Huthama-III, no Braço de Perseus, era um planeta habitado por uma civilização com limitada capacidade de navegação interplanetária, e que jamais fizera parte da Federação Galática. Alguns meses-padrão antes da visita de Fourier à Arapa-IV, um cruzador do Corpo de Monitores topara com uma astronave abandonando o sistema de Huthama, e emitindo o que foi reconhecido como um sinal de SOS. Ao serem abordados, o comandante dos cerca de 100 huthamari, contou à tripulação de Monitores que eles eram os únicos sobreviventes de uma pandemia que extinguira mais de 90% da população do seu planeta, e que os que não haviam morrido, transformaram-se em monstros.

- Se eu entendi bem, - ponderou Hasselblad após ouvir a história - os fugitivos querem que o Corpo de Monitores desça ao planeta e, basicamente, liquide todos os eventuais sobreviventes?

- Exatamente - admitiu o almirante. - Segundo eles, isso eliminaria a possibilidade de contágio pelo vírus que provocou a pandemia; como essa é uma doença específica dos huthamari, não haveria nenhum problema para qualquer outra espécie inteligente operar no planeta.

- E ninguém do Hospital Geral sugeriu que seria mais fácil e menos repulsivo encontrar uma cura para a doença, em vez de matar os sobreviventes?

- Claro que sugeriram - apressou-se Fourier em explicar - e na verdade, estiveram em Huthama-III, colheram amostras, examinaram sobreviventes, e produziram um antídoto.

- O antídoto foi testado? - Indagou Hasselblad.

- Naturalmente. E funciona.

- Pelos Nove Infernos! - Exclamou Hasselblad. - Então porque cargas d'água não foi usado?

O almirante abriu os braços, em desalento.

- Bem... basicamente porque os sobreviventes não querem ser curados. Disseram que estão muito melhores agora do que antes da doença os atingir.

* * *

O cruzador do Corpo de Monitores que trouxera Hasselblad até Huthama-III, pousou numa grelha de aterrissagem construída pouco antes da primeira visita dos médicos do Hospital Geral ao planeta. A instalação estava localizada junto a um vilarejo que abrigava algumas centenas de huthamaris, todos vivendo uma vida muito simples e com tecnologia que retrocedera ao equivalente da Terra nos primeiros anos do século XX. Fisicamente, os nativos lembravam cones azuis invertidos, com cerca de 1,60 m de altura, dois braços longos com quatro dedos emergindo da parte superior do corpo, e duas pernas cilíndricas. Não possuíam cabeça, nem usavam roupas, exceto sapatos, e um cinto onde carregavam pertences. O uso do Tradutor Universal, que seus representantes portavam no cinto, possibilitava a conversação com extraplanetários.

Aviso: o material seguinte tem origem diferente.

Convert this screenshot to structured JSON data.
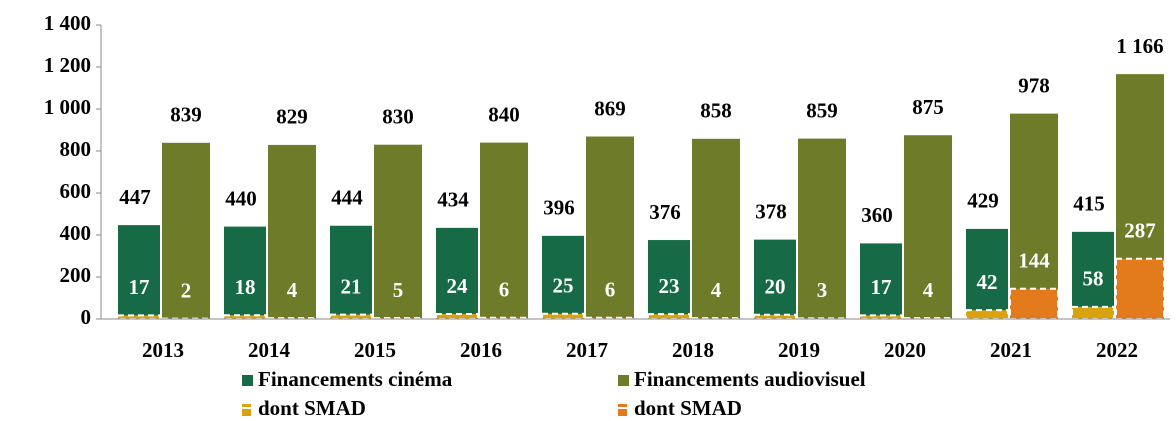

- Então, quer dizer que a tal pandemia que quase exterminou a vida inteligente em seu planeta, foi desenvolvida como arma de guerra biológica? - Indagou Hasselblad ao reunir-se com Ziamm Ho, líder da comunidade.

- E aqueles que a desenvolveram tiveram tanto sucesso, que por pouco não eliminaram o seu próprio povo - assentiu o huthamari. - Mas uma pequena parte de nós sobreviveu, e descobrimos que agora possuímos aptidões telepáticas. Isso fez com que, pela primeira vez, todos pudessem sentir-se como os demais e abrir mão de impulsos belicosos. Somos hoje uma cultura de paz.

- Imagino que seja por isso que os fugitivos que resgatamos no espaço, os classifiquem como "monstros" - avaliou Hasselblad.

- O vírus quase nos destruiu como espécie, mas a mudança que trouxe foi extremamente positiva. Não queremos voltar a ser o que éramos... e se eles não quiserem ser contaminados, é bom nunca mais porem os pés aqui.

Dias depois, Hasselblad informou aos fugitivos que nenhuma cura fora encontrada para a doença, e que estava fora de questão eliminarem os sobreviventes para que pudessem voltar ao planeta natal.

- Os técnicos do Hospital Geral fizeram uma análise cuidadosa, e o vírus espalhou-se por toda a biosfera do planeta - explicou. - Não há como erradicá-lo sem destruir a vida em Huthama-III.

Os náufragos tiveram que contentar-se em serem realocados num planeta cujas condições de habitabilidade eram similares às de seu mundo de origem. E Hasselblad deixou instruções claras ao Corpo de Monitores para que fossem vigiados de perto, já que estava fora de cogitação que começassem novamente a desenvolver armas de destruição em massa.